Im 20. Jahrhundert hat man allmählich entdeckt, dass Händels Komposition auch als Oper spielbar ist. Erstmals am 4. März 1925 kam es in Münster zu einer szenischen Aufführung unter der Regie von Hanns Niedecken-Gebhard – Bewegungschor Kurt Jooss, Bühnenbild Hein Heckroth. Diese Art der Aufführung hat sich in jüngster Zeit durchgesetzt, so unter William Christie und Luc Bondy (Paris 2004, Wien 2005, New York und London 2006) oder 2005 bei den Händel-Festspielen Halle unter Alessandro De Marchi und Fred Berndt.

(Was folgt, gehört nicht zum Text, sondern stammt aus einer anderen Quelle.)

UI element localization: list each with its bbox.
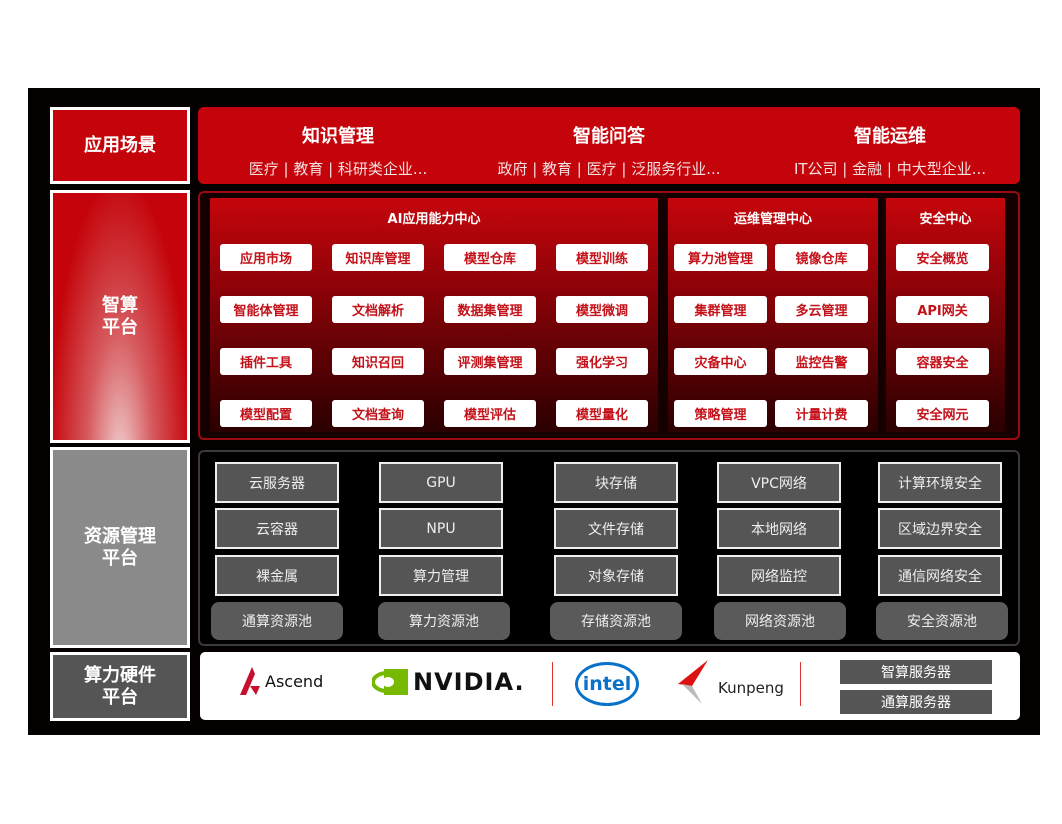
scenario-ops: 智能运维 IT公司 | 金融 | 中大型企业... bbox=[753, 107, 1027, 179]
scenario-title: 智能问答 bbox=[573, 126, 645, 147]
resource-item[interactable]: 网络监控 bbox=[717, 555, 841, 596]
module-button[interactable]: 插件工具 bbox=[220, 348, 312, 375]
resource-item[interactable]: 通信网络安全 bbox=[878, 555, 1002, 596]
security-center-title: 安全中心 bbox=[919, 212, 972, 227]
module-button[interactable]: 灾备中心 bbox=[674, 348, 767, 375]
ascend-logo-text: Ascend bbox=[265, 671, 324, 691]
nvidia-logo: NVIDIA. bbox=[372, 668, 525, 696]
resource-item[interactable]: 算力管理 bbox=[379, 555, 503, 596]
module-button[interactable]: 算力池管理 bbox=[674, 244, 767, 271]
module-button[interactable]: 智能体管理 bbox=[220, 296, 312, 323]
module-button[interactable]: 知识召回 bbox=[332, 348, 424, 375]
module-button[interactable]: 模型训练 bbox=[556, 244, 648, 271]
module-button[interactable]: 评测集管理 bbox=[444, 348, 536, 375]
resource-item[interactable]: 区域边界安全 bbox=[878, 508, 1002, 549]
security-center-panel: 安全中心安全概览 API网关容器安全安全网元 bbox=[886, 198, 1005, 432]
ai-center-panel: AI应用能力中心 应用市场 知识库管理 模型仓库 模型训练 智能体管理 文档解析 数据集管理模… bbox=[210, 198, 658, 432]
scenario-industries: 医疗 | 教育 | 科研类企业... bbox=[248, 160, 428, 178]
resource-pool[interactable]: 算力资源池 bbox=[378, 602, 510, 640]
resource-item[interactable]: 本地网络 bbox=[717, 508, 841, 549]
layer-label-smart-platform: 智算 平台 bbox=[50, 190, 190, 443]
resource-item[interactable]: 块存储 bbox=[554, 462, 678, 503]
module-button[interactable]: 集群管理 bbox=[674, 296, 767, 323]
module-button[interactable]: 应用市场 bbox=[220, 244, 312, 271]
divider bbox=[800, 662, 801, 706]
module-button[interactable]: API网关 bbox=[896, 296, 989, 323]
module-button[interactable]: 文档查询 bbox=[332, 400, 424, 427]
module-button[interactable]: 安全网元 bbox=[896, 400, 989, 427]
layer-label-scenario: 应用场景 bbox=[50, 107, 190, 184]
ops-center-panel: 运维管理中心算力池管理 镜像仓库 集群管理 多云管理 灾备中心 监控告警 策略管理 计量计费 bbox=[668, 198, 878, 432]
layer-label-hardware-platform: 算力硬件 平台 bbox=[50, 652, 190, 721]
resource-item[interactable]: VPC网络 bbox=[717, 462, 841, 503]
scenario-banner: 知识管理医疗 | 教育 | 科研类企业... 智能问答政府 | 教育 | 医疗 … bbox=[198, 107, 1020, 184]
resource-item[interactable]: 云容器 bbox=[215, 508, 339, 549]
module-button[interactable]: 策略管理 bbox=[674, 400, 767, 427]
module-button[interactable]: 数据集管理 bbox=[444, 296, 536, 323]
resource-item[interactable]: 文件存储 bbox=[554, 508, 678, 549]
ops-center-title: 运维管理中心 bbox=[733, 212, 812, 227]
module-button[interactable]: 模型微调 bbox=[556, 296, 648, 323]
layer-label-resource-platform: 资源管理 平台 bbox=[50, 447, 190, 648]
module-button[interactable]: 模型配置 bbox=[220, 400, 312, 427]
module-button[interactable]: 模型仓库 bbox=[444, 244, 536, 271]
resource-item[interactable]: GPU bbox=[379, 462, 503, 503]
kunpeng-logo-text: Kunpeng bbox=[718, 679, 784, 697]
divider bbox=[552, 662, 553, 706]
kunpeng-logo: Kunpeng bbox=[678, 660, 784, 704]
module-button[interactable]: 模型评估 bbox=[444, 400, 536, 427]
module-button[interactable]: 模型量化 bbox=[556, 400, 648, 427]
resource-pool[interactable]: 通算资源池 bbox=[211, 602, 343, 640]
nvidia-eye-icon bbox=[372, 669, 408, 695]
scenario-title: 知识管理 bbox=[302, 126, 374, 147]
scenario-qa: 智能问答政府 | 教育 | 医疗 | 泛服务行业... bbox=[472, 107, 746, 179]
module-button[interactable]: 监控告警 bbox=[775, 348, 868, 375]
scenario-industries: 政府 | 教育 | 医疗 | 泛服务行业... bbox=[497, 160, 721, 178]
kunpeng-bird-icon bbox=[678, 660, 708, 704]
ai-center-title: AI应用能力中心 bbox=[387, 212, 481, 227]
nvidia-logo-text: NVIDIA. bbox=[413, 668, 525, 696]
module-button[interactable]: 强化学习 bbox=[556, 348, 648, 375]
resource-pool[interactable]: 网络资源池 bbox=[714, 602, 846, 640]
module-button[interactable]: 文档解析 bbox=[332, 296, 424, 323]
module-button[interactable]: 知识库管理 bbox=[332, 244, 424, 271]
scenario-industries: IT公司 | 金融 | 中大型企业... bbox=[793, 160, 987, 178]
resource-item[interactable]: 对象存储 bbox=[554, 555, 678, 596]
module-button[interactable]: 安全概览 bbox=[896, 244, 989, 271]
resource-item[interactable]: 裸金属 bbox=[215, 555, 339, 596]
intel-logo: intel bbox=[575, 662, 639, 706]
resource-pool[interactable]: 安全资源池 bbox=[876, 602, 1008, 640]
module-button[interactable]: 计量计费 bbox=[775, 400, 868, 427]
intel-logo-text: intel bbox=[582, 673, 632, 695]
resource-pool[interactable]: 存储资源池 bbox=[550, 602, 682, 640]
ascend-logo: Ascend bbox=[238, 666, 323, 696]
general-server-badge: 通算服务器 bbox=[840, 690, 992, 714]
module-button[interactable]: 容器安全 bbox=[896, 348, 989, 375]
hardware-bar: Ascend NVIDIA. intel Kunpeng 智算服务器 通算服务器 bbox=[200, 652, 1020, 720]
module-button[interactable]: 镜像仓库 bbox=[775, 244, 868, 271]
resource-item[interactable]: NPU bbox=[379, 508, 503, 549]
smart-server-badge: 智算服务器 bbox=[840, 660, 992, 684]
resource-item[interactable]: 计算环境安全 bbox=[878, 462, 1002, 503]
ascend-icon bbox=[240, 667, 260, 695]
scenario-knowledge: 知识管理医疗 | 教育 | 科研类企业... bbox=[201, 107, 475, 179]
resource-item[interactable]: 云服务器 bbox=[215, 462, 339, 503]
scenario-title: 智能运维 bbox=[854, 126, 926, 147]
module-button[interactable]: 多云管理 bbox=[775, 296, 868, 323]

Bei den Olympischen Spielen 1936 wurde Hercules (Herakles) am 14. und 16. August 1936 mit 2500 Teilnehmern auf der Dietrich-Eckart-Freilichtbühne (Berliner Waldbühne) als kultureller Beitrag Berlins mit elf Chören und zwei Sinfonieorchestern aufgeführt, die SA-Wachstandarte bildete einen Bewegungschor, die NS-Frauenschaft stellte weitere Chöre, die musikalische Leitung hatte Fritz Stein. „Zur „Baßverstärkung“ wurde neben dem Cembalo ein Trautonium (Oskar Sala) verwandt.“.
Libretto
Das Libretto wurde von Thomas Broughton geschrieben. Es basiert auf der Tragödie Die Trachinierinnen von Sophokles und auf den Metamorphosen von Ovid. Gegenüber den Vorlagen wurde die Handlung in einigen Punkten verändert. So gibt es bei Broughton – im Gegensatz zu Sophokles – keine Anzeichen für Herkules’ Untreue. Dejaniras Eifersucht gründet also nicht in Herkules’ Verhalten, sondern in ihrem eigenen Wahn. Dean hat darauf hingewiesen, dass sich diese Verwandtschaft mit Shakespeares Dramen in textlichen Zitaten z. B. im Chor über die Eifersucht („Jealousy! Infernal pest“) wiederfindet. Die Figur der Iole ist weitgehend von Broughton erfunden, bei Sophokles bleibt sie die ganze Zeit über stumm.
Personen
Die Besetzung wurde bei der Uraufführung von folgenden Sängern gesungen:
- Herkules: Henry Theodore Reinhold (Bass)
- Dejanira, Gemahlin des Herkules: Miss Robinson (Mezzosopran)
- Iole, Tochter des Königs von Oechalia: Elisabeth Duparc, genannt „La Francesina“ (Sopran)
- Hyllus, Sohn des Herkules: John Beard (Tenor)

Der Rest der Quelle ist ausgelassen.